The image on the right (Ref) shows the moon Callisto, the fourth Galilean satellite. Callisto, like Ganymede and Europa, is covered by a frozen water ocean, but unlike the other Galilean satellites, Callisto is saturated with craters, suggesting very old terrain. There is no evidence for plate tectonics.

Maximal Cratering Density

The image above left (Ref) shows a closeup with more detail of the heavy cratering. The cratering density on Callisto is essentially maximal, meaning that no higher density of craters could be formed because the formation of a new crater would on the average destroy one old crater.

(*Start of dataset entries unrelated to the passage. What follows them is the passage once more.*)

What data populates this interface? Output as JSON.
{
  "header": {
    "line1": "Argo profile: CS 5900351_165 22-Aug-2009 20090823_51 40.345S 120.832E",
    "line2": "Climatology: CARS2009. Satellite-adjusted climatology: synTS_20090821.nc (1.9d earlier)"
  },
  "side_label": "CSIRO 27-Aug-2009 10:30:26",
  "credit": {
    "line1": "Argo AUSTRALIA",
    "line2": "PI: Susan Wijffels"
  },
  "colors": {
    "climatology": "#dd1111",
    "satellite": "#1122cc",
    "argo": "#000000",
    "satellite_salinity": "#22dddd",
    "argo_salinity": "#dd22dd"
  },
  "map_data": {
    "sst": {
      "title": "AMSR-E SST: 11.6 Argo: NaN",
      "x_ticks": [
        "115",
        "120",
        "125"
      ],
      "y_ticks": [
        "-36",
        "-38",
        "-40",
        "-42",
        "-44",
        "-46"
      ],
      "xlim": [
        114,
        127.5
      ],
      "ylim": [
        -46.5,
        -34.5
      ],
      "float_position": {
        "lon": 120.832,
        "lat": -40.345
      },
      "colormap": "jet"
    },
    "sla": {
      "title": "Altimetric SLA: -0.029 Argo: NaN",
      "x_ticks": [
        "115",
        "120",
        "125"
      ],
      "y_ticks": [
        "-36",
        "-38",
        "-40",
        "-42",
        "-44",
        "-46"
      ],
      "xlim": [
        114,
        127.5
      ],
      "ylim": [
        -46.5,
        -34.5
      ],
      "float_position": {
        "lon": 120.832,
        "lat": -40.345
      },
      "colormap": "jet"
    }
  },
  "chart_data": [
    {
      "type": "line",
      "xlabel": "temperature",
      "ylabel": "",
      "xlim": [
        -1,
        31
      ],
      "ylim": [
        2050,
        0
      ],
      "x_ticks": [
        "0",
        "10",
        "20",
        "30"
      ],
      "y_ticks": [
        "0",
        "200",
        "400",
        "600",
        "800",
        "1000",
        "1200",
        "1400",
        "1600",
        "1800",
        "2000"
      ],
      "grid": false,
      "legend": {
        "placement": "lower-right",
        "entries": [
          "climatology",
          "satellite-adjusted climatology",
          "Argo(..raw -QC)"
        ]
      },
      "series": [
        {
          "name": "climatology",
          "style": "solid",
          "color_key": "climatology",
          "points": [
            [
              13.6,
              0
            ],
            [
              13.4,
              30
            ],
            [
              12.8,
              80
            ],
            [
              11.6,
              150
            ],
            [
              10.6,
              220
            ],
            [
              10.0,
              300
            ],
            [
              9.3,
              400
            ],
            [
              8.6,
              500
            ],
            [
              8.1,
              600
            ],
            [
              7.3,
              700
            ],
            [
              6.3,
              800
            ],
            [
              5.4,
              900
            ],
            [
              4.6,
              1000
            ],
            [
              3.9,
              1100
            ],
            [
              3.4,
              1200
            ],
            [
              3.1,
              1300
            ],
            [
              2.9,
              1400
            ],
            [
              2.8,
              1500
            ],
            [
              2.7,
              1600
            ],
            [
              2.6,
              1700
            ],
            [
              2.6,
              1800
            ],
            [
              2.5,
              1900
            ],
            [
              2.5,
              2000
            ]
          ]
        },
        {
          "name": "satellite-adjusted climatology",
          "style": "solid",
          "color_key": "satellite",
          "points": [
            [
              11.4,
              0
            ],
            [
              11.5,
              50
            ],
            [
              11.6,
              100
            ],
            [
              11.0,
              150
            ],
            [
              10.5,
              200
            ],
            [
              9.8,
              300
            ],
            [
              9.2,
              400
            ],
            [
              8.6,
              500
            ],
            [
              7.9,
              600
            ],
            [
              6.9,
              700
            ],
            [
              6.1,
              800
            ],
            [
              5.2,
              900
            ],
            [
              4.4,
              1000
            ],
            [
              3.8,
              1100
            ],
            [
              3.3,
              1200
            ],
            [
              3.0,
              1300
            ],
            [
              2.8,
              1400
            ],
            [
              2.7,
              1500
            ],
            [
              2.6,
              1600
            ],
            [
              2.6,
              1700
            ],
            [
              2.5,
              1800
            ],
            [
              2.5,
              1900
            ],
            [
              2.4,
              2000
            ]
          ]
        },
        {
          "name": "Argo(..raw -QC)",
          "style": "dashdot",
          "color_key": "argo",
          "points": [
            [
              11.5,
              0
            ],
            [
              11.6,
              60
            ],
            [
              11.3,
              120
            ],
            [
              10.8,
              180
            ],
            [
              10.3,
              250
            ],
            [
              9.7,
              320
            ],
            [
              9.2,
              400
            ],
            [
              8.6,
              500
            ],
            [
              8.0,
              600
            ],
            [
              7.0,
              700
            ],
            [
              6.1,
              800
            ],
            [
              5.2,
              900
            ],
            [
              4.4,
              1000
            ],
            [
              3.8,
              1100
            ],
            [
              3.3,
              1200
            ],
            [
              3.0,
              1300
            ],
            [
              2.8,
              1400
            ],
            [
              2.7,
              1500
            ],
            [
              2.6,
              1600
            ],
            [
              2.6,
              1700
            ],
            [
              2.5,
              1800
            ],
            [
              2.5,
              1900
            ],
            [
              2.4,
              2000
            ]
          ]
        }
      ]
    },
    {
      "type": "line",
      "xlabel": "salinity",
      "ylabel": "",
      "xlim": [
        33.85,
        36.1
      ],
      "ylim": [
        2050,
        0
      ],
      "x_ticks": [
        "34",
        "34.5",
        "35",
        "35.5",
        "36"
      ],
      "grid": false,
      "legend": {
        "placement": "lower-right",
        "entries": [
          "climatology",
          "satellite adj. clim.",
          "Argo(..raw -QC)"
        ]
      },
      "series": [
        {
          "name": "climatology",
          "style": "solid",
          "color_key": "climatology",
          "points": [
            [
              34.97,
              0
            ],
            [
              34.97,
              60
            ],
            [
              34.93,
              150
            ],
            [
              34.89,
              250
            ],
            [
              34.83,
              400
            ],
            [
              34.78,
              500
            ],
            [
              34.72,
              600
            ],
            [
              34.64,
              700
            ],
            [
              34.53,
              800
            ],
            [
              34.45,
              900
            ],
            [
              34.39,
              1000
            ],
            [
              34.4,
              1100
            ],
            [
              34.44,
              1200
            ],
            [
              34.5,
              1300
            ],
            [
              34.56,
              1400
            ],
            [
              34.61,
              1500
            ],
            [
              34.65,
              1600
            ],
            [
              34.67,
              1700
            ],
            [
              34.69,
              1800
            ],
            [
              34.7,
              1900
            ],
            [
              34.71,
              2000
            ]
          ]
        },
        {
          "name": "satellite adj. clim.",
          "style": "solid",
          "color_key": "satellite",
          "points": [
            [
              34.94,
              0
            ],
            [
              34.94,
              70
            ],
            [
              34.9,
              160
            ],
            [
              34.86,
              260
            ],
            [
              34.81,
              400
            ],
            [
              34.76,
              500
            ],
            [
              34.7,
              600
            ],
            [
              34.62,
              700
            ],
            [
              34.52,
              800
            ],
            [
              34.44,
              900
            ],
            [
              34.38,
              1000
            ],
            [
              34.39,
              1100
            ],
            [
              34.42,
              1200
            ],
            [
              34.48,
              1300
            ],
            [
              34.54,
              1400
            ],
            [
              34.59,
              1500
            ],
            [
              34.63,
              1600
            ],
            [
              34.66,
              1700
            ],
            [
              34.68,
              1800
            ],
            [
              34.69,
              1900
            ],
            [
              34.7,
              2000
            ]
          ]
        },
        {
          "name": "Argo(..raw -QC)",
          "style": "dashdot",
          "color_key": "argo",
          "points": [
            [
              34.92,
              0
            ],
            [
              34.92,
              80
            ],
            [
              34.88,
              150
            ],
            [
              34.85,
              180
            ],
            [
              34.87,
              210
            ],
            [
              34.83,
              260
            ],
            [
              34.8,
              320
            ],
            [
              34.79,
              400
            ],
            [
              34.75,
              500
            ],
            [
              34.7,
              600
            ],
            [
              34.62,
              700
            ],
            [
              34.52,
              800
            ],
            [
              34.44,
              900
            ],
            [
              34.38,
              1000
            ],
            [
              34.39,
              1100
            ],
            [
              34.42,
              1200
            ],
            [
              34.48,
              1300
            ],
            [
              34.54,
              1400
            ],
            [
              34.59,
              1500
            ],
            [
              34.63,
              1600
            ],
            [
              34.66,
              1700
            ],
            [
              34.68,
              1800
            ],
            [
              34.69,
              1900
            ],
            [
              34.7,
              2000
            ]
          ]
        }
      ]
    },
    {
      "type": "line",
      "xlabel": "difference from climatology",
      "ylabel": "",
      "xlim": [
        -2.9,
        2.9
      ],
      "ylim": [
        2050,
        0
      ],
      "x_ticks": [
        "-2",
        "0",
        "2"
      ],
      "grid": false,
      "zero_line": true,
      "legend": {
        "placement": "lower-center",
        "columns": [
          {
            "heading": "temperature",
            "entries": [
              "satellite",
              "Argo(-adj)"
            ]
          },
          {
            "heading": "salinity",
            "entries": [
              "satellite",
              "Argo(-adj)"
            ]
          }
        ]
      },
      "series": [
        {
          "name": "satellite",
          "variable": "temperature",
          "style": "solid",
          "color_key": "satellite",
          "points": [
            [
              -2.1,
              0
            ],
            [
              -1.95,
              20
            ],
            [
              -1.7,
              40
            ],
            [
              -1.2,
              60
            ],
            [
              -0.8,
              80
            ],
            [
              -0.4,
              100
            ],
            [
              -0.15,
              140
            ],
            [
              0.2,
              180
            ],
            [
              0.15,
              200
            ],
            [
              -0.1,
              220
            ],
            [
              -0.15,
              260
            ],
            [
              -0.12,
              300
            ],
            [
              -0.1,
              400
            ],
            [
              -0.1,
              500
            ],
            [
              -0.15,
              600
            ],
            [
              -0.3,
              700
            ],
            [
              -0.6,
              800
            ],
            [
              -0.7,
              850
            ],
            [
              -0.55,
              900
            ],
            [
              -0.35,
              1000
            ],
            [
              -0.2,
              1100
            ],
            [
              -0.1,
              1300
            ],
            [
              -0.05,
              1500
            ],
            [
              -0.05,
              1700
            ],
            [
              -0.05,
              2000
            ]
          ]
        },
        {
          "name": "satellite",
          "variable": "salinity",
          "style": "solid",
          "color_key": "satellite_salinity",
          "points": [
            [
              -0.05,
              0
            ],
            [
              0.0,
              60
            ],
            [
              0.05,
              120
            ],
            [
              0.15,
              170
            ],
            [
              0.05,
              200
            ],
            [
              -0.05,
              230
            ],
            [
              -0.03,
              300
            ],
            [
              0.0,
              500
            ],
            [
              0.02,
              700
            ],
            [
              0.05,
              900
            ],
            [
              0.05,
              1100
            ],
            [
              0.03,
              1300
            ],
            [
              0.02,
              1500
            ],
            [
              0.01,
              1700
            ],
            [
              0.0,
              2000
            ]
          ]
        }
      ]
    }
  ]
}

The Valhalla Impact Crater

The image on the left (Ref) shows an enormous impact feature on Callisto called Valhalla. This gigantic meteor impact basin appears to have concentric waves around it with a diameter of about 3000 km. It is likely that the waves were formed when the surface ice was melted by a gigantic meteor impact and then quickly refroze, capturing the waves in a refrozen ice surface.

History of Callisto

Callisto, the most distant Galilean satellite, is only weakly influenced by Jupiter-induced tides. The evidence suggests that the crust of Callisto probably froze as it was formed, and essentially nothing has happened geologically on Callisto for 4.5 billion years except for the influence of large and small meteor impacts.